Examinemo-nos. Que nesse exame não sejam encontrados resquícios do funesto exclusivismo que ensopou de sangue as páginas da História a começar do derramado pelos erros teológicos do grande reformador francês.

A pergunta do mancebo rico sobre quais seriam os mandamentos cuja observância tornaria o homem digno da entrada no Reino, responde Jesus, taxativamente, com seis mandamentos: “Não mateis, não furtes, não adulteres, não mintas (face negativa), honra teus pais, e amarás o teu próximo como a ti mesmo (face positiva). É o desdobramento daquele outro mandamento, dirigido às multidões: “Fazei aos homens o que quereis que eles voa façam, porque esta é a lei e os profetas.” “Amai, pois, a vossos inimigos; fazei bem e emprestai, sem daí esperar nada, e tereis muito avultada recompensa, e sereis filhos do Altíssimo.”

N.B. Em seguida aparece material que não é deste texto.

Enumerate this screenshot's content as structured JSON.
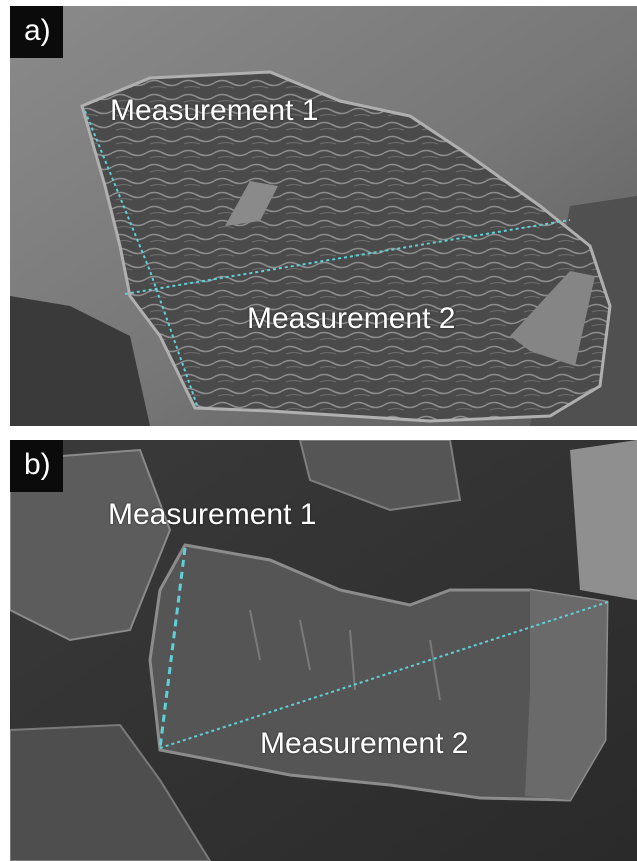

Sim. A paternidade de Deus exclui terminantemente ritos e cerimônias: exige a atuação constante do amor na prática do bem, O amor ensinado e exemplificado pelo Mestre não pode demarcar fronteiras em seus domínios. “Nisto conhecerão que sois meus discípulos: se vos amardes uns aos outros.”

Que a voz de “Quem veio, não para condenar, mas para salvar o mundo”, nos desperte a consciência, a fim de que atendamos a objeção que nos é feita hoje:  
Falta-te ainda uma coisa”. Esta condição foi apresentada, não somente ao mancebo transviado, mas a todos os que lhe conheceram a história.

“A Religião é antes sentimento que conhecimento. Nenhum homem é condenado por não saber, mas sim por deixar de sentir, porque o livro da sabedoria é um livro geralmente fechado, mas o livro do sentimento é um livro universalmente aberto. Não é dado a todos possuir os segredos da ciência, mas sim as doçuras do sentimento, cujos tesouros estão à vista de todas as criaturas, espalhados no universo pela mão da misericordiosa Providência. O sentimento é tudo e por isso ele está ao alcance de todos. O sentimento é o amor e o amor é a lei. O amor cobre e multidão dos pecados, porque é a chama que purifica e o bálsamo que consola.” São palavras que se dissolvem suavemente em nossa alma, num caldeamento cuja temperatura é medida pelo sentimento de fraternidade e de solidariedade desejado pelo Mestre.

“O galardão anda comigo para recompensar a cada um, segundo as suas obras”. Aquilo que o homem semear, isso também colherá.”